Self Confidence Is a Skill You Can Learn Today
According to Dr. Ivan Joseph, TED presenter and confidence expert, self confidence is the belief in your ability to accomplish any task no matter the odds, difficulty, or adversity.
Some people have had this trait in spades all their lives, and the rest of us watch along with a mixture of resentment and admiration as they steam-roll their way through seemingly effortless accomplishments. But the way Dr. Ivan tells it, self confidence can be learned no matter your starting point.
All it takes is repetition and positive self-talk.
Repeat your way to self confidence
“We can’t be self confident unless the skill or task we’re doing is not new to us,” Dr. Ivan says. “We want to have so much experience that what we’re doing becomes second nature,”—like typing, or riding a bike.
Let’s say you want to land a prestigious job but you’re short on self confidence. Well…how many interviews have you conducted since college? Or, if you’re vying for a promotion, how versed are you in presenting your achievements and the value you bring to your company? Whether you’re pitching to yourself or a group of friends in a mock meeting, that experience is crucial.
Building self-confidence in these milieus and many more is like practicing for a speech, Dr. Joseph says.
“You do it over and over and over in the mirror. Then you do it in front of family and friends, and at bigger and bigger venues until you’re at Carnegie hall in front of 5,000 people and you’re not even breaking a sweat. What do you have to worry about? You’ve done it a thousand times.”
The best way to build self-confidence, then, is to persist. But how many of us bail after the first fail, let alone the 999th? Dr. Ivan Joseph prescribes positive self-talk.
Talk yourself into self confidence
“There’s already enough people telling us that we can’t do it, or that we’re not good enough—(or how hard we’re likely to fall, as the case may be). Why should we tell ourselves that?”
We’re definitely our own greatest critics. But Ivan is pointing out that we can be our own greatest supports—our biggest champions—if we manage our inner dialogue.
“We all need to have quiet moments in our bedroom and while brushing our teeth where we tell ourselves our defining affirmations,” Joseph says. “You don’t have to be the most successful person in the world, though—you can simply be the kindest, most generous, energetic, patient, confident and successful person you can be.”
He’s alluding to the fact that we need daily rituals that reinforce our positive self-talk. Joseph’s personal routine might involve the sputtering of affirmations and mantras between toothbrush-clenched jaws, but yours should be anytime you can consistently remember.
Have a morning workout routine? Start incorporating affirmations of how capable and courageous you are as you do repetitions of squats or pull-ups. Coffee drinker? Make that ten-minute ritual of prepping and sipping an extended affirmation session, focusing not on what you aren’t, but on what you will become.
“ What was Muhammad Ali’s affirmation?” Dr. Joseph asks. “I am the greatest! Who else is going to tell you that?”
Affirmations might sound like pure fiction, depending on where you’re at. But no matter whether they’re true or not, affirmations train your mind to focus on positivity instead of negativity—which is what unlocks affirmative action and persistence in your goals.
One exercise to improve your self-talk is to write a brag sheet—a list of moments that you’re proud of, that showcase the fruits of your effort, and that describe you at the top of your game. Keep this around for when you hit the doldrums. Read it over and over if you have to, “to whether the storm,’ as Dr. Joseph puts it.

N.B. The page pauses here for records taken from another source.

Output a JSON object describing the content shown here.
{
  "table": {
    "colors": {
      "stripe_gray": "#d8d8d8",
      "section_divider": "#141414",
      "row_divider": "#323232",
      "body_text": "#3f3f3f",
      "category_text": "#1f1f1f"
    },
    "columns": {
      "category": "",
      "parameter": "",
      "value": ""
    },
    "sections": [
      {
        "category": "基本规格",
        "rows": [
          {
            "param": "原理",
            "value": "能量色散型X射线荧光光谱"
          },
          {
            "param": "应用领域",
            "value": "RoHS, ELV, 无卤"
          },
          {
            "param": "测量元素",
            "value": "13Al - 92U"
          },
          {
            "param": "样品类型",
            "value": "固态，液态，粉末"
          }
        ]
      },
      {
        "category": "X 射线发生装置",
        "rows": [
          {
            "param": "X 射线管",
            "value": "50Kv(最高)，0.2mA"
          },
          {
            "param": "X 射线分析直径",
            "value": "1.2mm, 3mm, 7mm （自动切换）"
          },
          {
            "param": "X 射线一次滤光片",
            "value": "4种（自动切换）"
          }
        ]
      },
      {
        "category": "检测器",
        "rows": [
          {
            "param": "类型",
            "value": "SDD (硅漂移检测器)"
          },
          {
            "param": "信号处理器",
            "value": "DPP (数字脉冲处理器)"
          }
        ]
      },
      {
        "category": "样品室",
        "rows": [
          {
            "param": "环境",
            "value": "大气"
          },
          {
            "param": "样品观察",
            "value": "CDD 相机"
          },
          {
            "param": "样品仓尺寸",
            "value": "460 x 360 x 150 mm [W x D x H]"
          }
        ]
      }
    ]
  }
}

“There was a time when my confidence was really low,” he says. “When I took my current job, I didn’t know if I could do it. I had to bring out my self-confidence letter:
Ivan, congratulations on getting your PhD before 40. Congratulations on winning a national championship. Good job on raising three good kids and marrying the right woman.”
For many people it helps to see positive affirmations in print because it’s one step closer to reality. And when those affirmations are based on actual experiences where you excelled—where you behaved confidently, where you persisted—it will be more visceral and valuable to you.
So take thirty minutes and write out your most bodacious brag sheet. Keep it handy, and remind yourself to use it when you’re down. You can cement the habit by starting off each morning of the next two weeks reciting your own brag sheet.
As much as we’d like to ascribe it to fate or genetics, self confidence truly is a learnable skill. So if you’re one of the 39% of millennials who considers “fear of failure” a particular career handicap, take Dr. Ivan Joseph’s advice and start learning self-confidence. You can practice by indefatigably repeating your biggest challenges—whether those are interviewing or writing skills. And you’ll cement this trait by adopting a positive self-talk routine. Just make sure to include that brag sheet.